Nano- und Mikrofluidik

Nano- und Mikrofluidik

Willkommen auf den Seiten des Fachgebiets „Nano- und Mikrofluidik“! Bitte nehmen Sie mit uns Kontakt auf, falls Sie Vorschläge, Anregungen für Forschungskooperationen, allgemeine oder spezielle Fragen haben.

Wir beschäftigen uns mit Transportphänomenen in Fluiden auf der Nano- und Mikrometerskala. Dabei interessiert uns besonders die Erforschung von Grundlagen mit der Intention, den Weg für neuartige Anwendungen zu bereiten. Unsere Forschung erstreckt sich über ein breites Themenspektrum und kombiniert experimentelle, theoretische und numerische Ansätze. Zu unseren Arbeitsgebieten gehören Gaskinetik auf der Nanoskala, Elektrokinetik, Grenzflächenströmungen, Benetzungsphänomene und Trennprozesse für Biomoleküle.


February 19, 2016

Stokes drag on a sphere translating along a fluid-fluid interface

Presumably the most well-known achievement of George Gabriel Stokes is his formula for the drag force experienced by a sphere translating in an unbounded fluid at low Reynolds numbers. However, in some scenarios small particles are attached to an interface between two immiscible fluids, constrained to tangential motion relative to the interface. We have analyzed this situation and derived a generalization of Stokes’ law for large viscosity contrast and small capillary number. The image at the left is a sketch of the corresponding streamlines.

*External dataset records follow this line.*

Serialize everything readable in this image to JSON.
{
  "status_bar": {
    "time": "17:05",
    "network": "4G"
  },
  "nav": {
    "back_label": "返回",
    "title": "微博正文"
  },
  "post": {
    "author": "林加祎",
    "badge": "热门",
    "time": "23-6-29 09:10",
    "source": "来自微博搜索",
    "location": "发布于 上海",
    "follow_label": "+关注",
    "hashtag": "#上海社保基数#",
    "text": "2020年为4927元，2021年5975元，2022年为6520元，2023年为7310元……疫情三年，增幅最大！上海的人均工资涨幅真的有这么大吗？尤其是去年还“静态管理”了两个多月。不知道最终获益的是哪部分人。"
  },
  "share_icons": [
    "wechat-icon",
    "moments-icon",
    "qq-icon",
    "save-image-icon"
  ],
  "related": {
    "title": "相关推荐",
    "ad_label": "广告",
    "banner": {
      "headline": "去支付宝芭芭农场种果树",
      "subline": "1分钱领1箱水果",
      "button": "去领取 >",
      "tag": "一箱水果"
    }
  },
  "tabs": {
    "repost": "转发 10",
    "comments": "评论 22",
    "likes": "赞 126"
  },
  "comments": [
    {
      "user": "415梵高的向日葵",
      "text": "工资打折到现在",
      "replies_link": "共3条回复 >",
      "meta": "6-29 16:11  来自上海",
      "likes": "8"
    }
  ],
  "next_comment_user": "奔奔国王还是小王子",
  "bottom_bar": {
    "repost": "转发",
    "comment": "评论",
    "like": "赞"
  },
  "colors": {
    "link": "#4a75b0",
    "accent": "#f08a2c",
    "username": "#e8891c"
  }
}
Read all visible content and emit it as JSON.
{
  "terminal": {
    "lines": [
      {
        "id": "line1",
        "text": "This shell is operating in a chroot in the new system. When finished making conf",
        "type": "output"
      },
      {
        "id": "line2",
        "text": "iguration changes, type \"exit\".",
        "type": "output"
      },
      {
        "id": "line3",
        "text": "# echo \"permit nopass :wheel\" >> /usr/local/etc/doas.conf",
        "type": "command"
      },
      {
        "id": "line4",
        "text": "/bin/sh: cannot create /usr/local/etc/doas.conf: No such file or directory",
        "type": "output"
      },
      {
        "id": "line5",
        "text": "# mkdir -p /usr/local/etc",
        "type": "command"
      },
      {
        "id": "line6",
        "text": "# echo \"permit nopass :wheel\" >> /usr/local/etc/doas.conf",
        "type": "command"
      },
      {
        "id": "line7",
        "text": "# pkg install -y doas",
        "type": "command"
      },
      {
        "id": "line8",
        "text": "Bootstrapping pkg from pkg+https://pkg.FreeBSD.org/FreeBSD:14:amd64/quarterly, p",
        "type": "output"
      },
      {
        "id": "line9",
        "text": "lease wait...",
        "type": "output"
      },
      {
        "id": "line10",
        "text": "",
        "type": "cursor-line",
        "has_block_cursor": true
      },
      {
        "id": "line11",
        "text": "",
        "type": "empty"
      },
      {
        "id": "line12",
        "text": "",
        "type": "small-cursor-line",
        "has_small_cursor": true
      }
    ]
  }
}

Reference: A. Dörr, S. Hardt, H. Masoud and H. A. Stone, Drag and diffusion coefficients of a spherical particle attached to a fluid interface, Journal of Fluid Mechanics 790 (2016), 607–618.

October 26, 2015

Structuring thin liquid films utilizing the Bénard-Marangoni instability

If a system of two superposed liquid films is exposed to a temperature gradient normal to the films, the upper layer exhibits convection cells which deform the lower thin film in an identical pattern. This effect can be seen in the figure above, which displays the hexagonal convection cells and the humps of the thin film below. The principle could find applications in fabricating regular, highly ordered surface structures.

Reference: I.Nejati, M. Dietzel and S. Hardt, Conjugated liquid layers driven by the short-wavelength Bénard-Marangoni instability: experiment and numerical simulation, J. Fluid Mech., 783 (2015), 46-71.

July 01, 2015

Institute for Nano- and Microfluidics participates in LOEWE Cluster CompuGene

Yesterday the government of the federal state of Hessen approved approx. 4.4 million Euros funding for the LOEWE Cluster CompuGene. CompuGene will focus on the development of artificial genetic circuits which may be employed for various purposes, for example for the production of certain rare substances. We will contribute by exploring microfluidic methods for studying genetic circuits in a scenario as close as possible to in vivo conditions.

April 07, 2015

Results on motion of a microsphere along a fluid interface published in Journal of Fluid Mechanics

A microsphere driven along an interface between two fluids of highly different viscosities experiences a drag force differing from the well-known Stokes drag. Additionally, the viscous flow around the moving particle deforms the fluid-fluid interface from its equilibrium shape while the particle assumes a tilted orientation. The figure below depicts a spherical particle with a pinned three-phase contact line moving from left to right with the lower fluid having higher viscosity than the upper. The corresponding deformation of the fluid interface results in a pair interaction between particles.

Reference: A. Dörr and S. Hardt, Driven particles at fluid interfaces acting as capillary dipoles, J. Fluid Mech. 770 (2015), 5-26.